Los números no admiten dobles lecturas. Y lo cierto es que el estancamiento económico y productivo que vive el país, es terreno fértil para la incubación y perpetuación de esta mentalidad. En la última década (2012-2022) crecimos apenas a un promedio de 2% anual, muy por debajo de la década anterior (2002-2012), donde crecimos a una tasa anual promedio de 4,5%. Hoy tenemos una fuerza laboral sin competencias básicas, un sistema de educación muy lejos de los estándares de calidad OCDE, un clima de inversiones atrapado en una excesiva permisología y una productividad estancada. Todos estos factores, explican un magro desempeño que, a esta altura, tiene más de estructural que coyuntural.
Coincidente con la visita de Caballero, el Gobierno ingresó el jueves al Congreso el Presupuesto 2024, el que contempla un crecimiento del 3,5% anual. Si bien las prioridades parecen ser las correctas, hay una serie de interrogantes que deberían ser despejadas por Marcel y su equipo.
El presupuesto presentado, dista de ser uno que asegure la necesaria reactivación económica. La inversión pública se mantendrá en niveles similares al actual (4% del PIB), no se anuncian mayores recursos a servicios públicos críticos para la inversión privada ni tampoco medidas para enfrentar, en palabras del economista David Bravo, la “emergencia laboral no declarada”.
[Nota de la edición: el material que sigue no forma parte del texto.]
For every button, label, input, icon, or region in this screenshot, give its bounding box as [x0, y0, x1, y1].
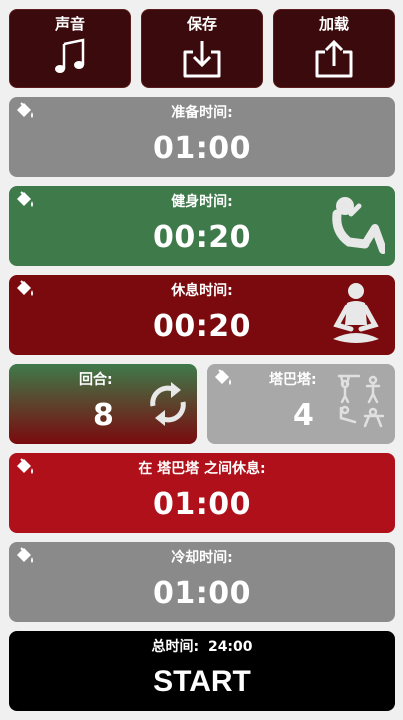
tabata-value: 4	[293, 398, 314, 433]
sound-label: 声音	[54, 15, 85, 33]
start-label: START	[153, 665, 251, 698]
load-button[interactable]: 加载	[273, 9, 395, 88]
cooldown-time-card[interactable]: 冷却时间: 01:00	[9, 542, 395, 622]
load-label: 加载	[318, 15, 349, 33]
cooldown-value: 01:00	[153, 576, 251, 611]
rounds-value: 8	[93, 398, 114, 433]
between-rest-card[interactable]: 在 塔巴塔 之间休息: 01:00	[9, 453, 395, 533]
between-rest-title: 在 塔巴塔 之间休息:	[138, 461, 266, 477]
tabata-title: 塔巴塔:	[269, 372, 317, 388]
tabata-card[interactable]: 塔巴塔: 4	[207, 364, 395, 444]
meditation-icon	[333, 283, 379, 343]
start-button[interactable]: 总时间: 24:00 START	[9, 631, 395, 711]
prepare-time-card[interactable]: 准备时间: 01:00	[9, 97, 395, 177]
rounds-title: 回合:	[79, 372, 113, 388]
total-time-value: 24:00	[207, 639, 253, 655]
sound-button[interactable]: 声音	[9, 9, 131, 88]
exercise-icon	[337, 374, 385, 428]
between-rest-value: 01:00	[153, 487, 251, 522]
save-label: 保存	[186, 15, 217, 33]
refresh-icon	[150, 382, 186, 426]
total-time-label: 总时间:	[151, 639, 200, 655]
save-button[interactable]: 保存	[141, 9, 263, 88]
rounds-card[interactable]: 回合: 8	[9, 364, 197, 444]
rest-time-card[interactable]: 休息时间: 00:20	[9, 275, 395, 355]
prepare-title: 准备时间:	[171, 105, 233, 121]
music-note-icon	[55, 38, 85, 73]
prepare-value: 01:00	[153, 131, 251, 166]
work-time-card[interactable]: 健身时间: 00:20	[9, 186, 395, 266]
paint-bucket-icon[interactable]	[212, 368, 234, 388]
total-time: 总时间: 24:00	[9, 636, 395, 656]
download-icon	[183, 41, 221, 78]
situp-icon	[332, 197, 385, 254]
upload-icon	[315, 39, 353, 78]
cooldown-title: 冷却时间:	[171, 550, 233, 566]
En educación, los 30.000 millones para reactivación educativa, equivalen a apenas $830 pesos por alumno/mes. Tampoco hay compromiso para mejorar la eficiencia del gasto y redistribuir recursos desde programas mal evaluados. Por último, Marcel deberá explicar en detalle cómo el aumento del 3,5% del gasto -una meta de balance estructural de 1,9% y una deuda bruta que alcanzaría el 41,2% el próximo año- son compatibles con la necesaria trayectoria de consolidación fiscal.
¿Qué tiene que ver el Presupuesto 2024 con la mentalidad suma cero? Mucho. En la difícil negociación que se avecina, el Ejecutivo debería abrirse a medidas que encamine al Presupuesto 2024 a ser realmente uno de reactivación económica. Si bien un presupuesto no puede hacerse cargo de todos los problemas estructurales de la economía, las señales correctas por parte del Ejecutivo pueden ser un punto de inflexión al reinante clima de desconfianza y pesimismo en materia económica.
Con compromisos creíbles en materia de eficiencia de gasto, recursos que apuntalen la inversión privada, el empleo formal y la reactivación educativa (según el último estudio de Horizontal, aumentar la calidad de la educación a niveles OCDE aumentaría nuestro PIB tendencial en 1,13 p.p.); el Ejecutivo estaría alejándose de la mentalidad suma cero, apostando a que un cambio en su propuesta inicial traiga dividendos futuros por la vía de un mayor crecimiento.
Ojalá que las palabras de Caballero generen eco en Teatinos 120 y tengamos una discusión de presupuesto donde el Ejecutivo entienda que esto no es un juego de suma cero. Así, nuevamente, el gobierno tiene una oportunidad más para mostrar que la palabra crecimiento puede traducirse en acciones concretas. Es de esperar que esta vez la aproveche.